The Fujitsu Eagle was (depending on model) a 470MByte (Raw unformatted) 6U (10.5”) device with multiple 10.5” diameter platters that spun at under 4,000 RPMs, consuming over 500 watts of power and a then bargain price tag of around $10,000. Put this into perspective of today’s enterprise class high performance 2.5” 15K 600GByte HDDs that consumed around 8 watts while in use along with much more affordable price tags (depending on where or who you buy them from).
Keep in mind this was in an era when the SCSI (parallel) HDD was just emerging and things like ATA, PATA, SATA, Fibre Channel, iSCSI, SAS as interfaces were at best a futuristic pipe dream, not to mention a 1GByte HDD still being out over the future horizon.
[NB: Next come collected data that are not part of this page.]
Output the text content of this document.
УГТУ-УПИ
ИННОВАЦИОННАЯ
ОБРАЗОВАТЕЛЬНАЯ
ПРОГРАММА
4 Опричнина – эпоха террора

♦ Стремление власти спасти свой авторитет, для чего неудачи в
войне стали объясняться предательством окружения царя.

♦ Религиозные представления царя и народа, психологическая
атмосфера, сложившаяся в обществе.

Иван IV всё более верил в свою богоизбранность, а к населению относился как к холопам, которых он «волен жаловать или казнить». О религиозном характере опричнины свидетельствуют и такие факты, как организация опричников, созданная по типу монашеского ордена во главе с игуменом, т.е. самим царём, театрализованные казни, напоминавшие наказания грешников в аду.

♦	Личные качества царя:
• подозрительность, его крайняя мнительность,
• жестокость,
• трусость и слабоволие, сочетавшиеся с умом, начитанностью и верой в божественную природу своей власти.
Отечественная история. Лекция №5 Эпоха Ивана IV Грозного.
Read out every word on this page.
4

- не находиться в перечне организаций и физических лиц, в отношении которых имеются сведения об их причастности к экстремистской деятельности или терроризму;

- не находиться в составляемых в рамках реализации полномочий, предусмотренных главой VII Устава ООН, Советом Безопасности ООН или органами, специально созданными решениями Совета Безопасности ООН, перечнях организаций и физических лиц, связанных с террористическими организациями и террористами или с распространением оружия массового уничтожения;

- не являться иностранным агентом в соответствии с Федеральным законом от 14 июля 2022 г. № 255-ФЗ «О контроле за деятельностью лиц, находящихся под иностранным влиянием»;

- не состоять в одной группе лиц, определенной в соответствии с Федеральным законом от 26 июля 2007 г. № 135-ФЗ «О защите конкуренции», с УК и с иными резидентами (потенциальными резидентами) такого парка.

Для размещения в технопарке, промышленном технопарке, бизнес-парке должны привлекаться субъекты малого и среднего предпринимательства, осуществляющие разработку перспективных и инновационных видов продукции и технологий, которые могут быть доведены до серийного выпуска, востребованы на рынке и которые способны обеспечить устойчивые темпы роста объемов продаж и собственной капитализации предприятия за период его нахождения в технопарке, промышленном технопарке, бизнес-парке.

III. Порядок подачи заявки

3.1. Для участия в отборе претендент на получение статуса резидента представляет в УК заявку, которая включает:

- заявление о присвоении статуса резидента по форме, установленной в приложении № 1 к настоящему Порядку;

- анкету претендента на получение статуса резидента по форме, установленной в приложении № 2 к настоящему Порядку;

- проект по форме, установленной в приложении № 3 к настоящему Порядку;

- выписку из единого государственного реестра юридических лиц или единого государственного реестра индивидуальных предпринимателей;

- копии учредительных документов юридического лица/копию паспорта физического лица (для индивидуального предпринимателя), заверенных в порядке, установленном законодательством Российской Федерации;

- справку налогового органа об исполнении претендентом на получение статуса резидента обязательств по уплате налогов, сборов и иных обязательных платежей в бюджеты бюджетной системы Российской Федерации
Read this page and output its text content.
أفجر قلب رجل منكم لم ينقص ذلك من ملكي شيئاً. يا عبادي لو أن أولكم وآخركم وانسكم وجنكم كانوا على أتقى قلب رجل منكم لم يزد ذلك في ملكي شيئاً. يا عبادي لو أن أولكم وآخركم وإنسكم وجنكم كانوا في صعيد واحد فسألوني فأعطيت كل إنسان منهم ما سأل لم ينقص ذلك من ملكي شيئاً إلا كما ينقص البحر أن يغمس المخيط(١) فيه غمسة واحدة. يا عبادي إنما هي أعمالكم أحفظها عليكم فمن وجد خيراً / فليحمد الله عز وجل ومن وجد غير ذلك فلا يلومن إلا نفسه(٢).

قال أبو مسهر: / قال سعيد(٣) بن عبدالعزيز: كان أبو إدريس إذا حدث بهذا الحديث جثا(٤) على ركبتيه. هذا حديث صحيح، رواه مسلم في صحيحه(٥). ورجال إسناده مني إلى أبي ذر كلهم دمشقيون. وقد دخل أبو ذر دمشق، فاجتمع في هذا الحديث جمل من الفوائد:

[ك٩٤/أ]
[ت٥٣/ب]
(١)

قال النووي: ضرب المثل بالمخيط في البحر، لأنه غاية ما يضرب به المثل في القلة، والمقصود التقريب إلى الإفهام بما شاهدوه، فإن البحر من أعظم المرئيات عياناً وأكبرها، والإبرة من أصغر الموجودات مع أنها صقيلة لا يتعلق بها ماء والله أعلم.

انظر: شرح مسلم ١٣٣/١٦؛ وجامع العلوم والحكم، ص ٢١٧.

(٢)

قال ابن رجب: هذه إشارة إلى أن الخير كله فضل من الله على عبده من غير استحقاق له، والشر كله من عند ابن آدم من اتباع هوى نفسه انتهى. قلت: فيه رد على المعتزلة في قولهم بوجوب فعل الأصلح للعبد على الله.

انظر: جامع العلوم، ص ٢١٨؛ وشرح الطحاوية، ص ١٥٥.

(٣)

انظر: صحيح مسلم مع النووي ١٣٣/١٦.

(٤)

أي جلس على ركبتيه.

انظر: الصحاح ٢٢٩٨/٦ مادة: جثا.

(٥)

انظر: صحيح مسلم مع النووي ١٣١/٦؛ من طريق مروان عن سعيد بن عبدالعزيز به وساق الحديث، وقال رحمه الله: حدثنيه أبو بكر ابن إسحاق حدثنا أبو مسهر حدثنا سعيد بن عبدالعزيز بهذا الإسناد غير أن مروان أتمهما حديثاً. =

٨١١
This was also the era just a few years before a mid-tier VAX/VMS 128MByte Solid State Device (SSD) using DRAM cost about $100,000 USD ($178,941.85 today if adjusted for inflation).
Let us get back to SLED and emerging SCSI or smaller. The current 2.5” and 3.5” HDDs (and SSDs) are decedents from their predecessor 5.25” drives, which back in 1987 were just emerging. As mentioned, a common theme was something similar to today of I/O performance not keeping up with space capacity. Thus, the Berkeley white paper presented the initial five RAID levels, which over time have expanded and evolved, not to mention being enhanced by various vendor implementations.
RAID 0
RAID O stripes data across all drives for read and write performance while increasing space capacity vs. that of a single drive. There is no data protection with RAID 0 which also means that there is no space capacity
overhead, loss of a drive results in the entire RAID 0 set being unusable. This means loss of a single HDD results in the entire RAID group being impacted. This is also sometimes referred to as JBOD or Just a Bunch of Disks mode by some vendors particular if using only one drive per RAID group.
RAID 1
RAID I mirrors or replicates two or more drives for protection and possible read performance depending on the implementation. Some implementations enable multiple concurrent reads to occur from different drives, as well as having three or more mirrors.
Write performance, assuming equal type of drives, should be about the same as writing to a single JBOD. However, different implementations will vary and some systems with write back cache or other optimizations may be even faster.
There is a catch, which is that RAID 1 has a space capacity overhead for protection of one to n where n is the number of copies. The benefit is that if a drive fails or is removed, the entire remaining drive is intact, however it is effectively running in JBOD (not protected mode). An option is to setup a triple mirror such that if one drive fails, there are two surviving drives. And when a spare is added or a failed drive replaced, a copy vs. rebuild can occur.
Yet another variation is to use a quad or four drive mirror, or a two drive mirror in conjunction with remote mirroring, that is, replication to another storage system local on or off-site. As a result, RAID 1 is a very popular option used today for both HDD and SSD where a balance of performance and availability are needed.